Kennedy said the meeting will have people talking and there will be some degree of public learning, but that he hopes "the discussion would go in a more illuminating way than much of it has gone."
While the Cambridge Police Department and some national organizations are standing behind Crowley, police groups representing minorities say the president should not back down from the discussion.
The beer meeting serves "no significant purpose for resolving those issues that impact people of color," said Sgt. Anthony Miranda, executive chairman of the Latino Officers Association. "We need to keep this on the broader level."
Ronald Hampton, executive director of the National Black Police Association, echoed that sentiment.
"I don't think it's going to change anything," he told ABC News. "It is not going to do anything if we don't have a serious conversation about it. People need to come together and talk about it."
Gibbs said today the White House has not suggested that one meeting would solve existing problems between minority communities and law enforcement, but reiterated that the president views the meeting as a "teachable moment."
Obama jumped into the middle of the heated debate when he was asked about the incident at his prime-time news conference last week.
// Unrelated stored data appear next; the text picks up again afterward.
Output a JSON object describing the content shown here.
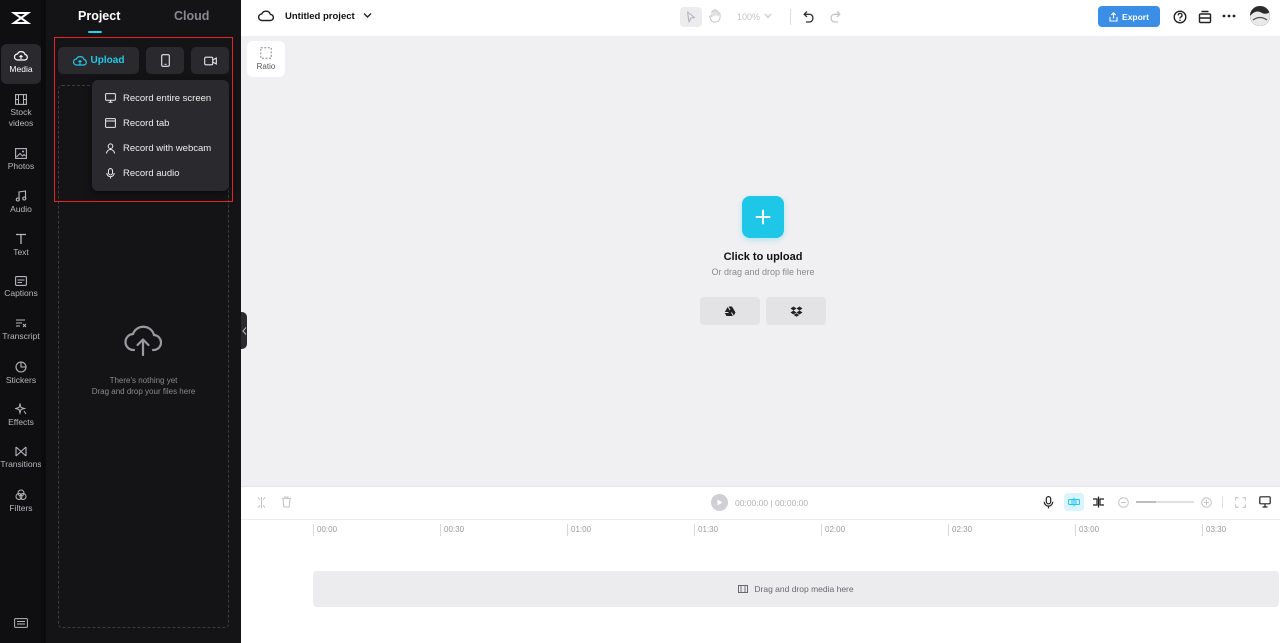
{
  "rail": {
    "items": [
      {
        "label": "Media",
        "icon": "cloud-upload-icon"
      },
      {
        "label": "Stock videos",
        "icon": "film-icon"
      },
      {
        "label": "Photos",
        "icon": "image-icon"
      },
      {
        "label": "Audio",
        "icon": "music-note-icon"
      },
      {
        "label": "Text",
        "icon": "text-t-icon"
      },
      {
        "label": "Captions",
        "icon": "captions-icon"
      },
      {
        "label": "Transcript",
        "icon": "transcript-icon"
      },
      {
        "label": "Stickers",
        "icon": "sticker-icon"
      },
      {
        "label": "Effects",
        "icon": "sparkle-icon"
      },
      {
        "label": "Transitions",
        "icon": "bowtie-icon"
      },
      {
        "label": "Filters",
        "icon": "filter-circles-icon"
      }
    ]
  },
  "panel": {
    "tab_project": "Project",
    "tab_cloud": "Cloud",
    "upload_label": "Upload",
    "empty_line1": "There's nothing yet",
    "empty_line2": "Drag and drop your files here"
  },
  "menu": {
    "items": [
      {
        "label": "Record entire screen",
        "icon": "monitor-icon"
      },
      {
        "label": "Record tab",
        "icon": "browser-tab-icon"
      },
      {
        "label": "Record with webcam",
        "icon": "person-icon"
      },
      {
        "label": "Record audio",
        "icon": "microphone-icon"
      }
    ]
  },
  "topbar": {
    "project_title": "Untitled project",
    "zoom": "100%",
    "export_label": "Export"
  },
  "canvas": {
    "ratio_label": "Ratio",
    "upload_title": "Click to upload",
    "upload_sub": "Or drag and drop file here"
  },
  "timeline": {
    "current_time": "00:00:00",
    "total_time": "00:00:00",
    "ticks": [
      "00:00",
      "00:30",
      "01:00",
      "01:30",
      "02:00",
      "02:30",
      "03:00",
      "03:30"
    ],
    "drop_label": "Drag and drop media here"
  },
  "colors": {
    "accent": "#1ec6e8",
    "export": "#3a8ee6",
    "highlight": "#e5242a"
  }
}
Obama said the Cambridge police acted "stupidly" in arresting his friend, Gates, sparking a flurry of angry responses from police organizations. The president later clarified his remarks, saying that cooler heads should have prevailed on both sides, and turned it into what he called a "teachable moment" for the country.
Obama called Crowley and Gates on Friday and proposed that the three get together to discuss the incident at the White House over a beer. The White House is now hoping to turn the debate into a dialogue about racial profiling.
"I think the president sees this as an opportunity to get dialogue going on an issue that has... been historically troubling and one he has worked on," White House Senior Adviser David Axelrod said Sunday on CBS's "Face the Nation."
But moving ahead may not be such an easy task as both men are steadfastly sticking by their claim that the other is not telling the truth.
As for what beer they'll drink, White House Press Secretary Robert Gibbs noted Monday that the president hoisted a Budweiser at the All-Star Game in St. Louis earlier this month, while Sgt. Crowley told the president he was more partial to Blue Moon. Gates told the Boston Globe he likes Red Stripe and Beck's, but the White House doesn't stock foreign beer.
In the hopes of clarifying the story, on Monday the Cambridge Police Department released the 911 tape and radio dispatches from the incident.
The tapes do little to settle the differing accounts between Gates and the arresting officer.
The woman who made the 911 call, Lucia Whalen, reported seeing two men break the screen door of Gates' front entrance to enter the house. The woman admitted she saw suitcases, and said several times she's not sure whether the two are house residents or are breaking in.
When asked about the race of the men, the caller said she thought one looked "kind of Hispanic" but didn't see what the other man looked like.